Five patterns of relationships were defined at the beginning of the study. The biblical-theological review in chapters 2 and 3 examines the patterns of relationships used by the Early Church to train its leaders. The research concluded that while Familial and Teacher-Student Pattern relationships played important foundational roles, Master-Disciple and/or Tutor/Mentor Pattern relationships provided the basic means by which Early Church leaders were trained. Those already in leadership received further training using Peer/Team Pattern relationships. Chapter 4 looks at how the kin groups of Zambia trained their leaders before colonization and concludes that Familial Pattern relationships played the dominant role in leadership development, with Peer/Team providing an important secondary role among many groups. Chapter 5 addresses how formal education with its Teacher-Student Pattern relationships became the dominant way church leaders have been trained since the Reformation and how missionaries brought this pattern to Zambia. The chapter concludes by examining how informal and nonformal relationships can play a valuable role in developing church leaders today.

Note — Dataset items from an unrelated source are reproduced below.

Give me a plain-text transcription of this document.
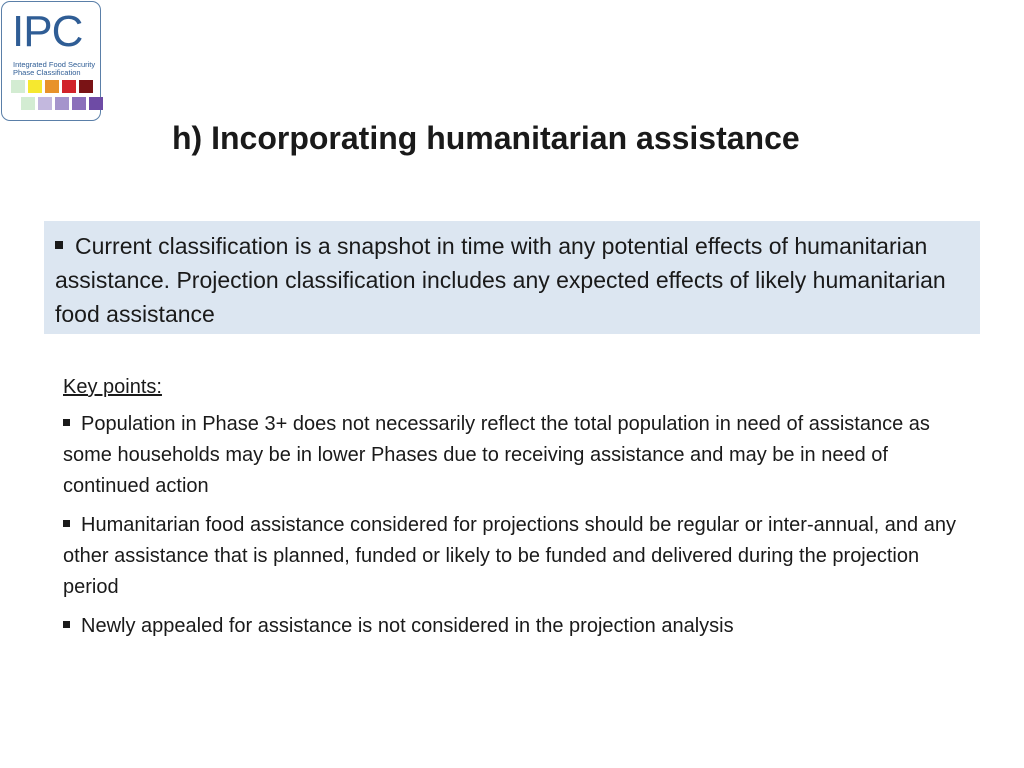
IPC
Integrated Food Security
Phase Classification
h) Incorporating humanitarian assistance

Current classification is a snapshot in time with any potential effects of humanitarian assistance. Projection classification includes any expected effects of likely humanitarian food assistance

Key points:

Population in Phase 3+ does not necessarily reflect the total population in need of assistance as some households may be in lower Phases due to receiving assistance and may be in need of continued action

Humanitarian food assistance considered for projections should be regular or inter-annual, and any other assistance that is planned, funded or likely to be funded and delivered during the projection period

Newly appealed for assistance is not considered in the projection analysis
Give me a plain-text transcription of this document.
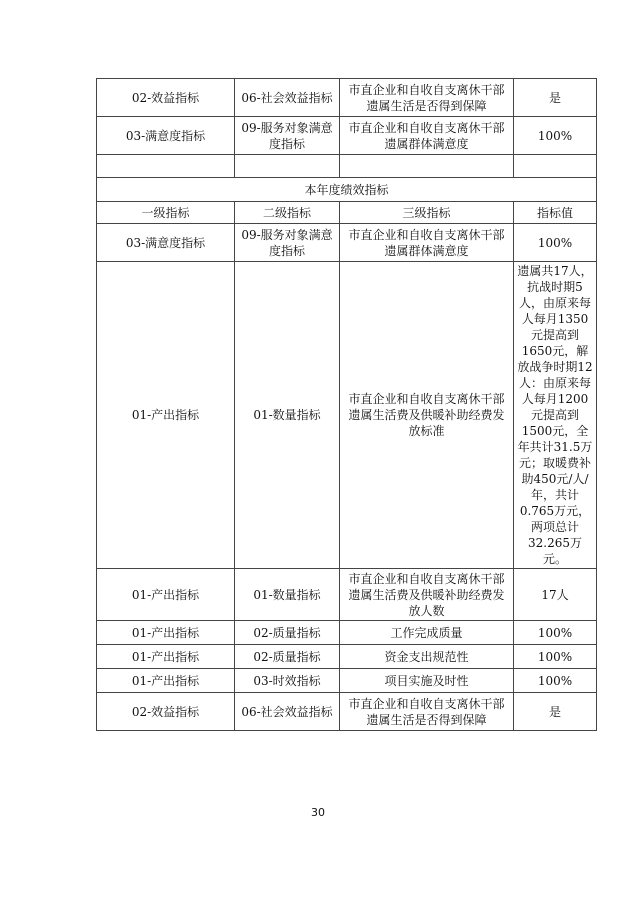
02-效益指标	06-社会效益指标	市直企业和自收自支离休干部遗属生活是否得到保障	是
03-满意度指标	09-服务对象满意度指标	市直企业和自收自支离休干部遗属群体满意度	100%

本年度绩效指标			
一级指标	二级指标	三级指标	指标值
03-满意度指标	09-服务对象满意度指标	市直企业和自收自支离休干部遗属群体满意度	100%
01-产出指标	01-数量指标	市直企业和自收自支离休干部遗属生活费及供暖补助经费发放标准	遗属共17人，抗战时期5人，由原来每人每月1350元提高到1650元，解放战争时期12人：由原来每人每月1200元提高到1500元，全年共计31.5万元；取暖费补助450元/人/年，共计0.765万元，两项总计32.265万元。
01-产出指标	01-数量指标	市直企业和自收自支离休干部遗属生活费及供暖补助经费发放人数	17人
01-产出指标	02-质量指标	工作完成质量	100%
01-产出指标	02-质量指标	资金支出规范性	100%
01-产出指标	03-时效指标	项目实施及时性	100%
02-效益指标	06-社会效益指标	市直企业和自收自支离休干部遗属生活是否得到保障	是
30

Twenty-eight participants attended the workshops. Evaluations show that the first goal was met, and all participants felt better prepared to run their LTCs. In addition, about half of the evaluations directly mentioned issues related to non-formal and informal means of achieving leadership development goals, such as mentoring, spiritual formation, or similar topics, as having been helpful or having affected their understanding of church leadership training.